Von Freitag an gastiert der Schauspieler Helmut Zierl im Alten Schauspielhaus. Vor der Premiere von „Blind“ spricht der „Tatort“-Star über Medien, Mikrofone und Legenden.

Viele kennen seinen Namen, noch mehr Leute kennen sein Gesicht: Helmut Zierl hat in einigen „Traumschiff“-Folgen und in noch mehr „Tatort“-Fernsehkrimis mitgespielt. Nach zwischenzeitlichem Fremdeln habe er seine Liebe fürs Theater wiederentdeckt, sagt der Schauspieler, der nun in Stuttgart gastiert.

Herr Zierl, was lesen Sie lieber: Wenn die „Bild“-Zeitung Sie und Ihre Frau als „wunderschönes Brautpaar“ bejubelt wie vor elf Monaten und zu Ihren Hochzeitsfotos schreibt: „Seit 12 Jahren funkelt es in ihren Herzen – jetzt auch an ihren Fingern“? Oder wenn eine Kollegin unserer Zeitung einen „Tatort“ mit Ihnen als „von plakativen Dialogen überfrachtetes Lehrstück“ verreißt, das „bar jeder kriminalistischen Spannung“ sei?

Ich würde beide Artikel nicht lesen – auf keinen Fall!

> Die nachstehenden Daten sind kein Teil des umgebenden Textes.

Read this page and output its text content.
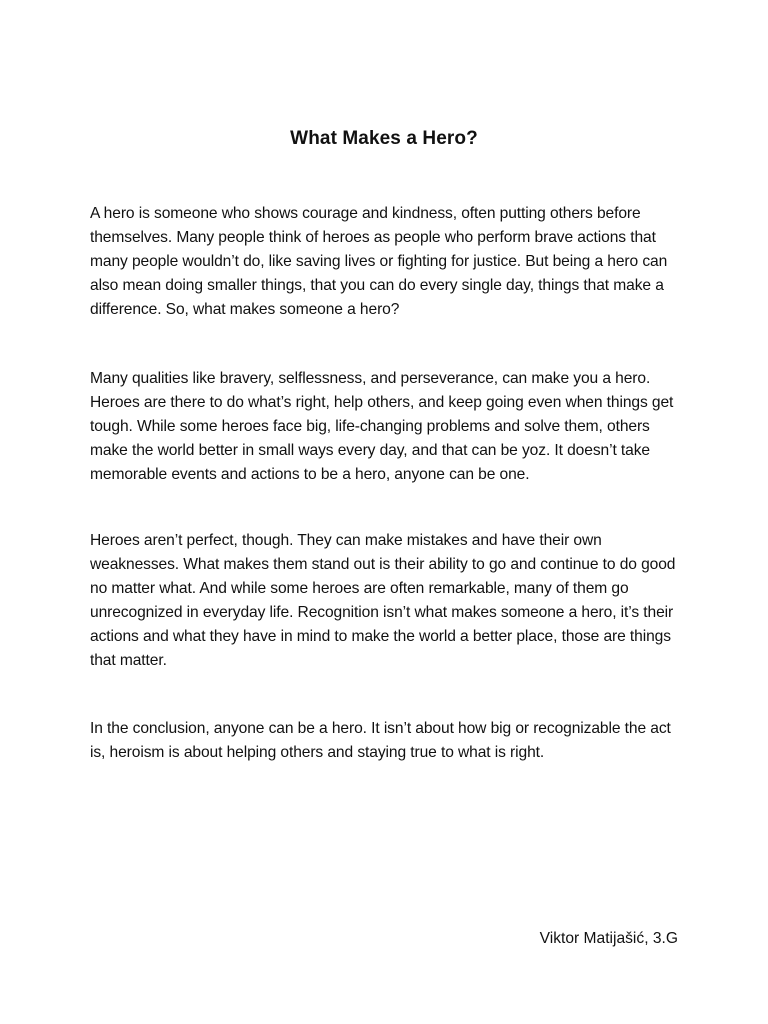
What Makes a Hero?

A hero is someone who shows courage and kindness, often putting others before themselves. Many people think of heroes as people who perform brave actions that many people wouldn’t do, like saving lives or fighting for justice. But being a hero can also mean doing smaller things, that you can do every single day, things that make a difference. So, what makes someone a hero?

Many qualities like bravery, selflessness, and perseverance, can make you a hero. Heroes are there to do what’s right, help others, and keep going even when things get tough. While some heroes face big, life-changing problems and solve them, others make the world better in small ways every day, and that can be yoz. It doesn’t take memorable events and actions to be a hero, anyone can be one.

Heroes aren’t perfect, though. They can make mistakes and have their own weaknesses. What makes them stand out is their ability to go and continue to do good no matter what. And while some heroes are often remarkable, many of them go unrecognized in everyday life. Recognition isn’t what makes someone a hero, it’s their actions and what they have in mind to make the world a better place, those are things that matter.

In the conclusion, anyone can be a hero. It isn’t about how big or recognizable the act is, heroism is about helping others and staying true to what is right.

Viktor Matijašić, 3.G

Ich bin viele Jahre durch die Yellow Press gegangen – unfreiwillig, weil das hing immer mit meinen Beziehungen zusammen. Irgendwann stumpft man da ab, und ich habe überhaupt keinen Bock mehr drauf. Und was die „Tatort“-Kritik betrifft: So eine vernichtende Kritik macht etwas mit einem. Aber in dem „Tatort“ hatte ich nur eine winzige Rolle. Ich glaube, da hat man mich gar nicht erkannt.

Einer anderen Kollegin haben Sie vor Ihrem letzten Gastspiel am Alten Schauspielhaus im Jahr 2017 erzählt, dass Sie das Spielen am Theater für sich als Kunstform eigentlich schon verworfen hatten, weil Sie dabei – anders als im Fernsehen – weder Mikrofon noch Großaufnahme als Gestaltungsmittel nutzen können. Dennoch feiern Sie jetzt in Stuttgart Ihr 50-Jahre-Bühnenjubiläum. Warum?

Nach der Schauspielschule habe ich ja zunächst sieben Jahre lang ausschließlich Theater gespielt. Dann habe ich allerdings über 300 Fernsehproduktionen gemacht und mich unglaublich an das Mikrofon gewöhnt, dass man leise sein und flüstern kann, dass man mit der Sprache einfach ganz anders umgehen kann. Als es dann nach ein paar Jahren Theaterpause auch auf der Bühne wieder losging, musste ich mit der Stimme ganz anders modifizieren. Anfangs hat mir das etwas ausgemacht. Aber als oller Theaterhase hat man das auch ganz schnell wieder drauf, und ich habe meine Liebe und Leidenschaft fürs Theater wieder entdeckt.

Das Alte Schauspielhaus wirbt jetzt auf seiner Website mit der Empfehlung: „Sehen Sie Fernseh- und Theaterlegende Helmut Zierl“. Sehen Sie sich als Legende?

Um ehrlich zu sein: Das habe ich in der letzten Zeit öfter gehört. Auch Kollegen sind dann auf Instagram und sagen: „Ich habe mit Schauspiellegende Helmut Zierl gearbeitet.“ Ich glaube, da sprechen einfach die 50 Jahre dafür, und ich wehre mich nicht dagegen. Wenn ich es geschafft habe, den Menschen so ins Herz und in den Kopf zu wachsen, da scheine ich irgendwas richtig gemacht zu haben.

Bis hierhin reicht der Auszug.